The Idea Basket
“When you find yourself wanting to jump on a design trend, ask this simple question: does this really work for me? Sometimes a trend is just a style that appeals to small number of people.”
— Jared White

September 2006

Developer Preview 2 of Willowgarden has been released today

September 8th, 2006

Willowgarden is an application platform/framework for PHP 5 that I started work on towards the end of August 2005, with serious development progress starting around the beginning of the year. On April 28, I released Developer Preview 1 of Willowgarden, and while that was a good start, I knew that the project still had a long way to go before it would resemble the level of quality and scope of functionality that it really deserved.

Well today, I’m so pleased to announce that Developer Preview 2 is ready. This is where the project is really starting to solidify and settle into a cohesive whole that can be used for hands-on development. I’ve been working on several Web site and applications using the DP2 codebase, and it has made my life as a PHP developer so much more fun than the bad old days of cobbling together scripts nearly from scratch.

Along with DP2, I’ve set up a new wiki that houses the partially-complete Users Guide as well as areas for future tutorials, how to’s, and more. I’ll be spending a lot of my time in the near future working on that end of things rather than code. You are most certainly welcome to contribute content to the wiki as well, so be sure to check that out.

And now I am going to make a bold statement: I am asking the cutting-edge PHP 5 developers reading this — and I know you’re out there! — to consider joining the Willowgarden project if it piques your interest. I would like to start moving interim versions out there at a more rapid pace, leading towards a stable 1.0 release of Willowgarden, and to do that I need the help of people with many different environments and expertise in fine tuning installations. I also have a huge number of ideas in store for future versions, and I’m sure you do as well. This is the time to get on board while the project is still young! To contact me, feel free to send me an e-mail (remove everything after jared before the @ sign).

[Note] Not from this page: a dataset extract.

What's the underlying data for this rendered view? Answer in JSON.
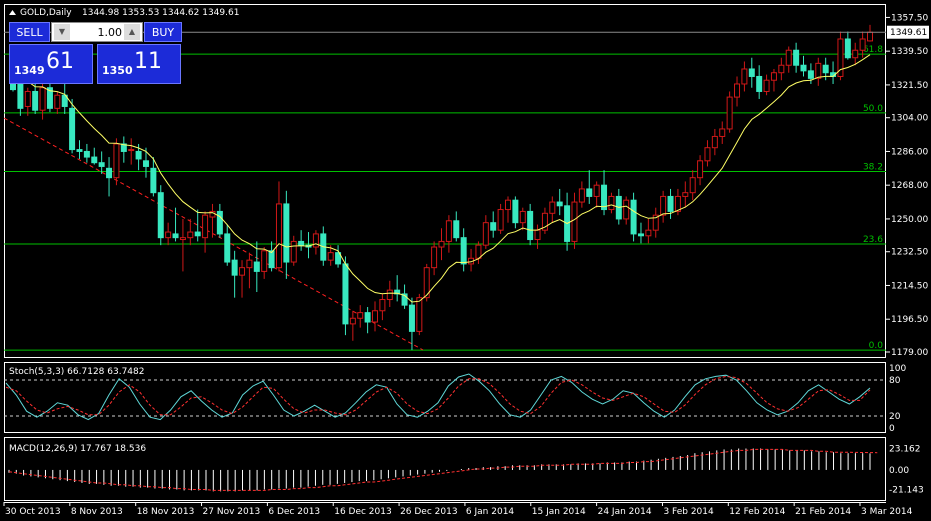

Thanks for reading, and I hope you download Willowgarden DP2 and give it a thorough look-over. This release is stable enough that I encourage you to start using it for your experimental development efforts, and your feedback and ideas are very much appreciated. Also, I’ll be posting a lot here now about DP2, so check back soon for more information as well.

April 2006

Happy to get xajax 0.2.4 on the scene

April 22nd, 2006

Hey folks, if you’re developing Web apps with PHP (4.3+ or 5+) and have been wondering how to take full advantage of all that Ajax has to offer, you owe it to yourself to check out xajax! 0.2.4 started out as a quick big-fix update and ended up containing a few really neat new feature that will make your life easier, the biggest of which is the new addScriptCall command for the response object. Now you can call functions in your client scripts (or other Javascript functions/objects including script.aculo.us effects!) using a simple PHP method that automatically converts your PHP data structures to Javascript data structures. No, it’s not using JSON, but a simple XML format we were already using for passing Javascript data structures to PHP. One cool thing about this is that I didn’t write the bulk of the code for this feature — it was submitted as a patch by Luis Fagundes to Sourceforge and our community forums. Open source in action! I love it!

So be sure to check out xajax and let us know how you like it!

March 2006

Clipboard for the Web

March 7th, 2006

You know what? Microsoft is really starting to fire on all cylinders. Maybe buying Groove and getting Ray Ozzie was a bigger event than I realized at the time.

Ray’s come up with one of the most brilliant technologies ever to hit the Web in my opinion: a standardized XML format describing clipboard data formats that can be used for site-to-site, site-to-desktop, and desktop-to-site copy & paste. Whoa. Let that sink in for a minute: with this technology (pure Javascript that works in IE and Firefox to start with), you can now right-click on an image on a Web site, select “copy”, right-click on another image somewhere else on that page or on a totally different Web site, select “paste”, and the data is transferred through structured XML and inserted as customized HTML into that page. Even RSS feed URLs can be brought along.

Check out the screencasts and the code, which is still in its infancy so it can only get better from here. This is big, folks. Really big.